目の前にある最高の食事が、1かけらずつ消えていく。それを見届ける俺は、きっと酷い顔をしているだろう。ポンタに物乞いのように手を差し伸べながら、最後は地面に倒れこんだ。
仕方がない。『じゃんけん』は俺が決めたルールなのだから。ことの探しに出る前、ポンタとある約束を決めていた。それはもし、話がつかないようなことがあれば、『じゃんけん』で決着を決めようということだ。この方が平等で、仕方がないと割りきることができる。
ポンタは『じゃんけん』というものを知らなかったため、軽く説明をして何度が練習をした。そのときは俺が勝ち越していたのに、今回ので並ばれて、それに肉も失った。1つの負けに、こんなにくらうとは思ってもいなかった。
俺は倒れこんだまま、ポケットにあるスマホを取り出し、画面を見つめる。もはや、この動作は無意識にやってしまっているため、なんの目的もない。
画面に表示される『9:28』を見るに、もう時間はあてにならないだろう。ただ、昼と夜の時間を反転させれば、それなりの指標としてつかえるかもしれない。
すると、画面に『バッテリーが20%以下になりました』と表示される。
──充電しないといけない。
そう思い体を起こすが、ここにはケーブルなんてものもなければ、コンセントすらない。つまり、充電する
もうこの携帯が使えるのも充電が切れるまでか、と悟りつつスマホを眺めていると、ポンタが携帯を覗いてきた。
「さっきも言ったけど、これなんなんだー?」
「ん? まぁ、うちの世界にあった便利グッズやな。これさえあれば何でもできんねん」
「へー。触ってみてもいいかー?」
ポンタがそう許可を求める。何事にも無関心そうなやつだと思っていたが、そういう訳ではないらしい。

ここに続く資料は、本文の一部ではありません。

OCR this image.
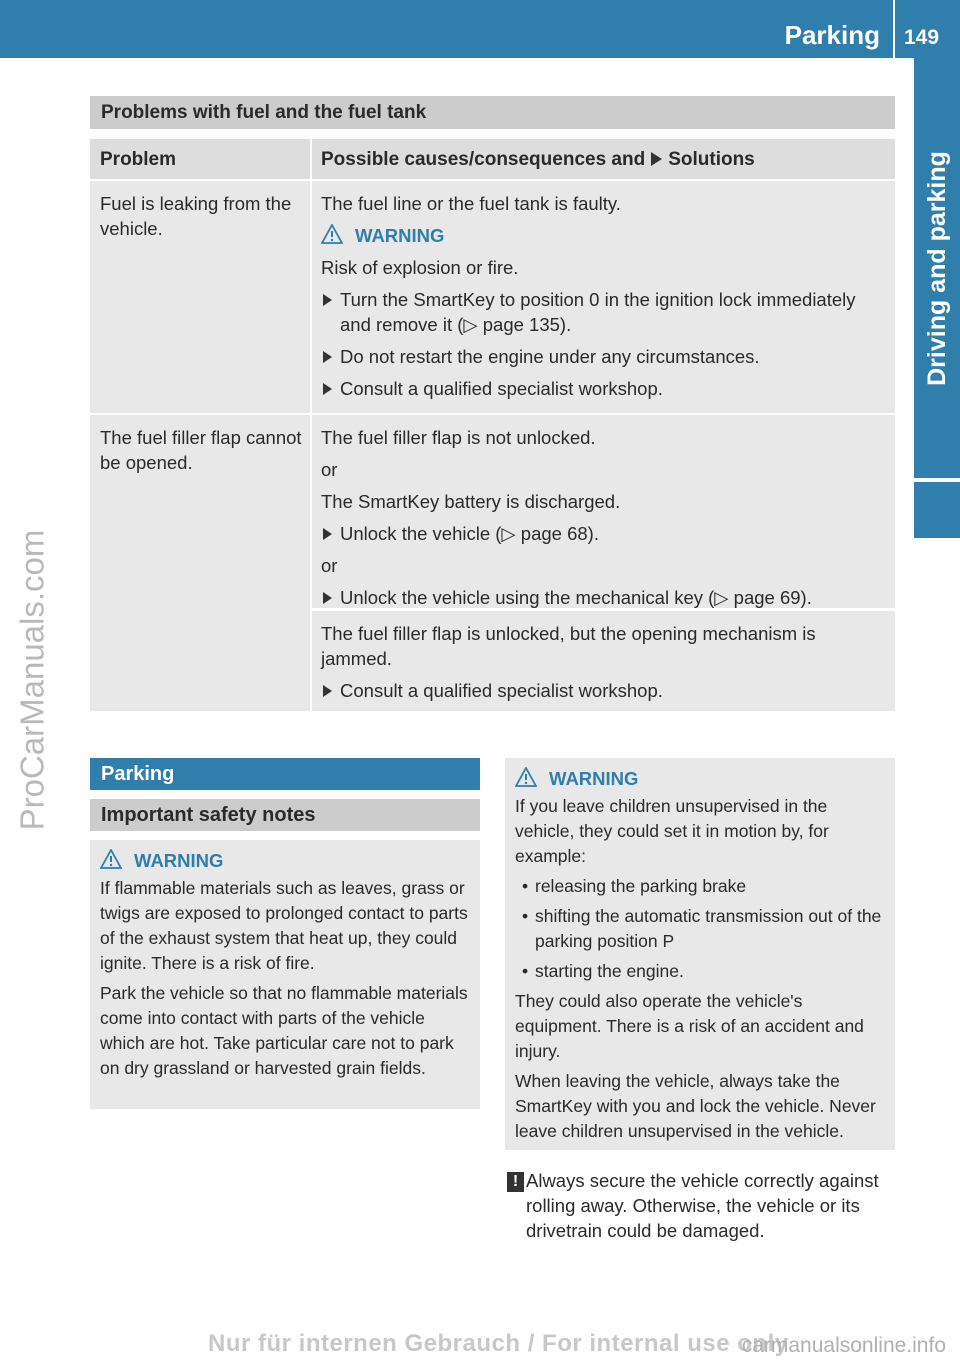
Parking 149
Driving and parking
ProCarManuals.com
Problems with fuel and the fuel tank
Problem	Possible causes/consequences and Solutions

Fuel is leaking from the vehicle.

The fuel line or the fuel tank is faulty.

WARNING

Risk of explosion or fire.

Turn the SmartKey to position 0 in the ignition lock immediately and remove it (▷ page 135).

Do not restart the engine under any circumstances.

Consult a qualified specialist workshop.

The fuel filler flap cannot be opened.

The fuel filler flap is not unlocked.

or

The SmartKey battery is discharged.

Unlock the vehicle (▷ page 68).

or

Unlock the vehicle using the mechanical key (▷ page 69).

The fuel filler flap is unlocked, but the opening mechanism is jammed.

Consult a qualified specialist workshop.

Parking
Important safety notes
WARNING

If flammable materials such as leaves, grass or twigs are exposed to prolonged contact to parts of the exhaust system that heat up, they could ignite. There is a risk of fire.

Park the vehicle so that no flammable materials come into contact with parts of the vehicle which are hot. Take particular care not to park on dry grassland or harvested grain fields.

WARNING

If you leave children unsupervised in the vehicle, they could set it in motion by, for example:

• releasing the parking brake

• shifting the automatic transmission out of the parking position P

• starting the engine.

They could also operate the vehicle's equipment. There is a risk of an accident and injury.

When leaving the vehicle, always take the SmartKey with you and lock the vehicle. Never leave children unsupervised in the vehicle.

! Always secure the vehicle correctly against rolling away. Otherwise, the vehicle or its drivetrain could be damaged.

Nur für internen Gebrauch / For internal use only
carmanualsonline.info
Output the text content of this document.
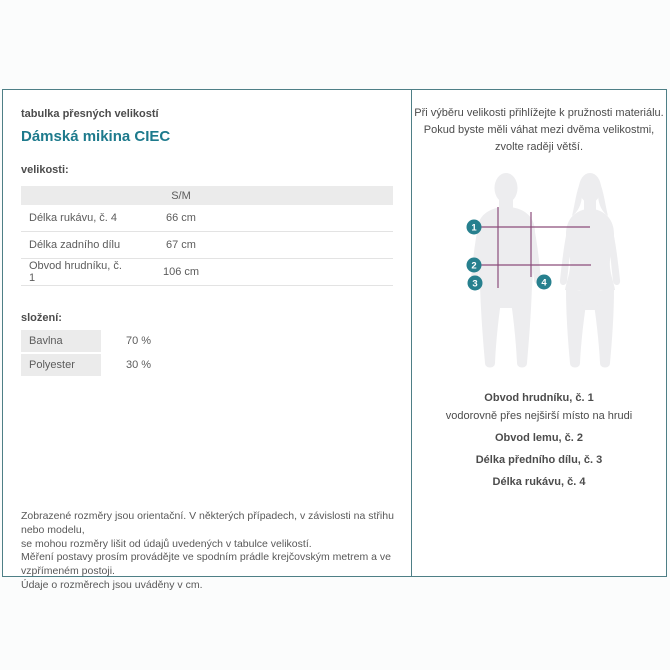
tabulka přesných velikostí
Dámská mikina CIEC
velikosti:
S/M
Délka rukávu, č. 4	66 cm
Délka zadního dílu	67 cm
Obvod hrudníku, č. 1	106 cm
složení:
Bavlna	70 %
Polyester	30 %
Zobrazené rozměry jsou orientační. V některých případech, v závislosti na střihu nebo modelu,
se mohou rozměry lišit od údajů uvedených v tabulce velikostí.
Měření postavy prosím provádějte ve spodním prádle krejčovským metrem a ve vzpřímeném postoji.
Údaje o rozměrech jsou uváděny v cm.
Při výběru velikosti přihlížejte k pružnosti materiálu.
Pokud byste měli váhat mezi dvěma velikostmi,
zvolte raději větší.
1
2
3	4
Obvod hrudníku, č. 1
vodorovně přes nejširší místo na hrudi
Obvod lemu, č. 2
Délka předního dílu, č. 3
Délka rukávu, č. 4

もう充電がなくなればただの板だ。そうなるまでに少しでも異文化交流させてやってもいいだろう。
「どーぞ」
俺はポンタに差し出し、受け取った瞬間。
──ポンッ……
携帯から短音が鳴った。
「お? なんか、音がなったぞ?」
今の音、もしかして……。
俺は画面をのぞき込むと、画面に充電中のマークが表示されていた。
「ポンタ、ちょっと俺に返して」
「はいよー」
俺の手元に戻ると、充電のマークは消えた。
「おっけ、ポンタいいよ」
「なんだー?」
再びポンタのもとに戻ると、またもやポンッと音がなって画面に充電中のマークが現れた。
俺は短く息を吸い、ポンタの肩に手を置いた。